A slowdown in global economic activity, the U.S.-China trade spat and weaker-than-expected demand for some technology products were among the reasons BOTZ slumped last year.

“A cyclical slowdown in the global auto and cell phone industries, exacerbated by prolonged uncertainty surrounding the tit-for-tat trade war between the United States and China, as well as slowing global growth, caused many to reevaluate their near-term forecasts,” said Global X in a recent note.

Why It's Important

The $1.29 billion BOTZ tracks the Indxx Global Robotics & Artificial Intelligence Thematic Index. BOTZ and some rival robotics funds were once the darlings of the thematic ETF space, adding assets at enviable rates.
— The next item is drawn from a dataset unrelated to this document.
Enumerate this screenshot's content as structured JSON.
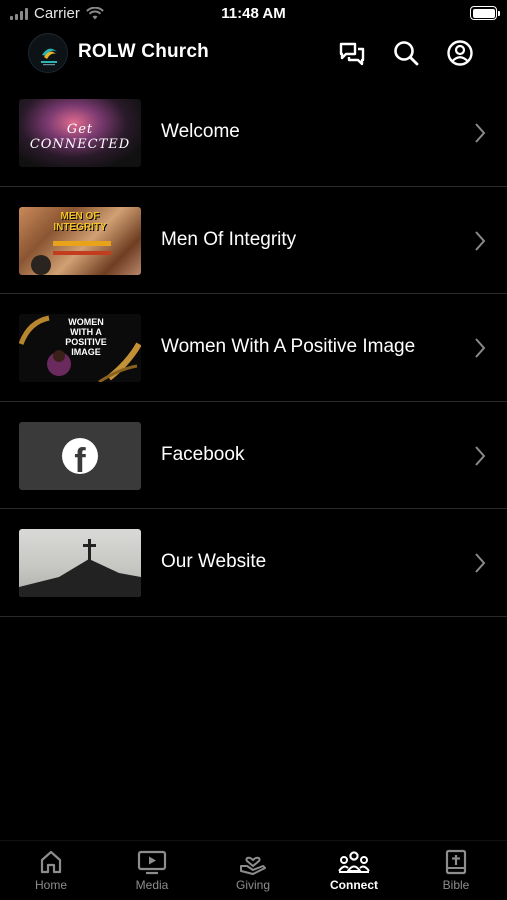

Investors actually remained devoted to the robotics cause last year. After seeing inflows of $1.37 billion in 2017, understandable as the fund soared, BOTZ took in nearly $511 million in new assets as it tumbled last year.

“At the center of this was the industry’s X-factor: China. Spending approximately $36bn in 2018, it easily ranks as the top purchaser of robotics in the world,” said Global X. “For comparison, the United States, the second largest purchaser, is expected to have spent $12bn over the same period.”

BOTZ is a global fund as nine countries are represented within its geographic exposure, but Japan and the U.S. combine for over 77 percent of the geographic weight.

What's Next

Following last year's sell-off, BOTZ trades at nearly its lowest earnings multiples since inception in 2016. Those valuations and rising demand for medical robots in the U.S. are among the catalysts that could bolster the fund in 2019.

“Back in the US, one less business-cycle dependent space bucked the trend: healthcare robotics, which are used in areas ranging from medical exoskeletons to surgical devices,” said Global X. “The medical robotics market is expected to hit nearly $17bn by 2023, up from $6.5bn in 2018, with a compound annual growth rate (CAGR) of 21%.”